Since the 19th National Congress in 2017, the leadership has repeatedly warned of the need to proactively defuse economic and financial risks.

In the same year, President Xi announced that solving the problem of “imbalanced and inadequate” development would become the main policy objective for the foreseeable future – a historic break with Deng Xiaoping’s maxim of “letting some get rich first.” And few have grown wealthier and more influential than China’s tech behemoths.

Back in 2017, Alibaba founder Ma said the company aimed to become the fifth-biggest “economy” in the world by 2036, behind only China itself, the United States, Europe and Japan.

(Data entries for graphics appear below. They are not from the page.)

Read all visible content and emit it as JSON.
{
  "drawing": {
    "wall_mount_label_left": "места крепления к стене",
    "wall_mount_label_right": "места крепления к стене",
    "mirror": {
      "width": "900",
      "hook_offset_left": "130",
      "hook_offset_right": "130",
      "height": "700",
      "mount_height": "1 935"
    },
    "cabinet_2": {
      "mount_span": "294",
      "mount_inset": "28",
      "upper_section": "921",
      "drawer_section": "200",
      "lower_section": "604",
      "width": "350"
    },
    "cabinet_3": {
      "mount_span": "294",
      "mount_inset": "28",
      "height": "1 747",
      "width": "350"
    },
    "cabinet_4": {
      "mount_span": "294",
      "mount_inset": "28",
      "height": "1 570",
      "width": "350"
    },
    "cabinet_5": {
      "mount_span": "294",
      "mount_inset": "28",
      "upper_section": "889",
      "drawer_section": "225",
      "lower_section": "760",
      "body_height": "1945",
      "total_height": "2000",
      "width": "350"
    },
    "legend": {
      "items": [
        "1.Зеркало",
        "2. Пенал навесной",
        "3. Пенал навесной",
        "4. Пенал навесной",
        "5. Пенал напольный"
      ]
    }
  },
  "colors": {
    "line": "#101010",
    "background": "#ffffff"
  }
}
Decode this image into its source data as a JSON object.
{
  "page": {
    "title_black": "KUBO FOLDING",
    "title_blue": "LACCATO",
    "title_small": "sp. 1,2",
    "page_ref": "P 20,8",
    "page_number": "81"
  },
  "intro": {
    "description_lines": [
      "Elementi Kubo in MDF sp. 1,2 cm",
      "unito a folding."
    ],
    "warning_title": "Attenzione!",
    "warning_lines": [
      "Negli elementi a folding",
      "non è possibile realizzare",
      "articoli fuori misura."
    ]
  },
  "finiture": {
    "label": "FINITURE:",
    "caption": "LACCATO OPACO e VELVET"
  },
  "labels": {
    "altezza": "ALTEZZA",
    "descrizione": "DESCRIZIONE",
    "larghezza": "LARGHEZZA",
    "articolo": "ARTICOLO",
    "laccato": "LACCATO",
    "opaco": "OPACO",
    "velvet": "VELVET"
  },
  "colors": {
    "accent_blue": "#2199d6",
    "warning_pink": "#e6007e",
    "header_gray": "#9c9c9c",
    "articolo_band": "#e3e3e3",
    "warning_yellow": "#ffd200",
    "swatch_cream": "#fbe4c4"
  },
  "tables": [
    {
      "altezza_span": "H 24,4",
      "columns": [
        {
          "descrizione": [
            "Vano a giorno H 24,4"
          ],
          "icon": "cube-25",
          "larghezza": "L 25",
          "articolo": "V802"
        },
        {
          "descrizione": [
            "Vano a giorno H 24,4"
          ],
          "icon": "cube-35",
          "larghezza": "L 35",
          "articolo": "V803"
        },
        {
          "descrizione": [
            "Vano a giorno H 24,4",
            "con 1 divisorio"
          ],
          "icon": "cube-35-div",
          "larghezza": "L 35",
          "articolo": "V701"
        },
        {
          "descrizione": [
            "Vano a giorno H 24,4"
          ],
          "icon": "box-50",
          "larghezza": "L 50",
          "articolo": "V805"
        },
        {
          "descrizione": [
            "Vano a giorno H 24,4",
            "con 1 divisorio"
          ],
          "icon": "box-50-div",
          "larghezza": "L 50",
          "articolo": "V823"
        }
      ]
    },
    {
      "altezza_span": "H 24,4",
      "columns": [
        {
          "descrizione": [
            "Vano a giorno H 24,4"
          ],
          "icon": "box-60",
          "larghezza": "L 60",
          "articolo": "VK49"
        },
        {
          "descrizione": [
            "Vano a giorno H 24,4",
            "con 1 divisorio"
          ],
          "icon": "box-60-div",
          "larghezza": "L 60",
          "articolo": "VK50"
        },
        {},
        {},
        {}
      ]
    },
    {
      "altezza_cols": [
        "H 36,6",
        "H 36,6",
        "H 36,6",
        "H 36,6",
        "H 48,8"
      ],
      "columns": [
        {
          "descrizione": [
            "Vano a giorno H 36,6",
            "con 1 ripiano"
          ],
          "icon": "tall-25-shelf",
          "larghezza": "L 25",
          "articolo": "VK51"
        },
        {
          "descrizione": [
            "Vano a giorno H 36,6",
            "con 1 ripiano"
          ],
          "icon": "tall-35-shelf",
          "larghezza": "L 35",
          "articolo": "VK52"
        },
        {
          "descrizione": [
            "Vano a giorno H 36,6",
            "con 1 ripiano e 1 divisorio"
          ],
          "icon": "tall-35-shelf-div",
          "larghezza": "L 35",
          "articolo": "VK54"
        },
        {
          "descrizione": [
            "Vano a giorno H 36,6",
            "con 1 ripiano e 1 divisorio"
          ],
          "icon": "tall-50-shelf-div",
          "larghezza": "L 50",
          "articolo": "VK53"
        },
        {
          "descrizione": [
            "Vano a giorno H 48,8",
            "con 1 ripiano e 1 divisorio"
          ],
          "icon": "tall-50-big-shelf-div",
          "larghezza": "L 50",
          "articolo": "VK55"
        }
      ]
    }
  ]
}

In June 2020, the company was worth nearly $580 billion, second only to Tencent in China’s huge tech sector at just over $630 million. This placed both giants not far behind the Turkish economy, which rounded out the top 20 for national gross domestic product at the time.

If the sheer size and social influence of these tech behemoths was not enough to spur Beijing into action, then a widely reported speech by Ma in the lead-up to the regulatory storm was widely reported as the trigger. In October 2020, the billionaire publicly attacked the Chinese banking sector for having a “pawnshop” mentality.

But while Ma had clearly misread the mood in Beijing, as Angela Zhang, author of Chinese Antitrust Exceptionalism argues, the drastic centralization of financial regulatory power since 2017 means the outcome was always inevitable.

With Beijing’s anti-corruption campaign now zeroing in on Alibaba and big tech more broadly, the question over the coming weeks and months will be: How far will it go?

In the run-up to the 20th Party Congress, all bets are off. Despite what some report, the Communist Party of China has no interest in “crushing” its tech titans. In its own words, it wants to “guide” them to serve the interests of national development better.

Amid the regulatory storm last year, Alibaba, Tencent, Pinduoduo and others rushed to announce billions of dollars in support of Beijing’s “common prosperity” initiative. But while Xi’s position at the very top of the pyramid is all but settled, the power transition unfolding over the next 12 months will produce both winners and losers.

As anti-corruption investigations ramp up into big tech, 2022 could turn out to be the “year of living dangerously” for some of China’s richest, and most powerful, individuals.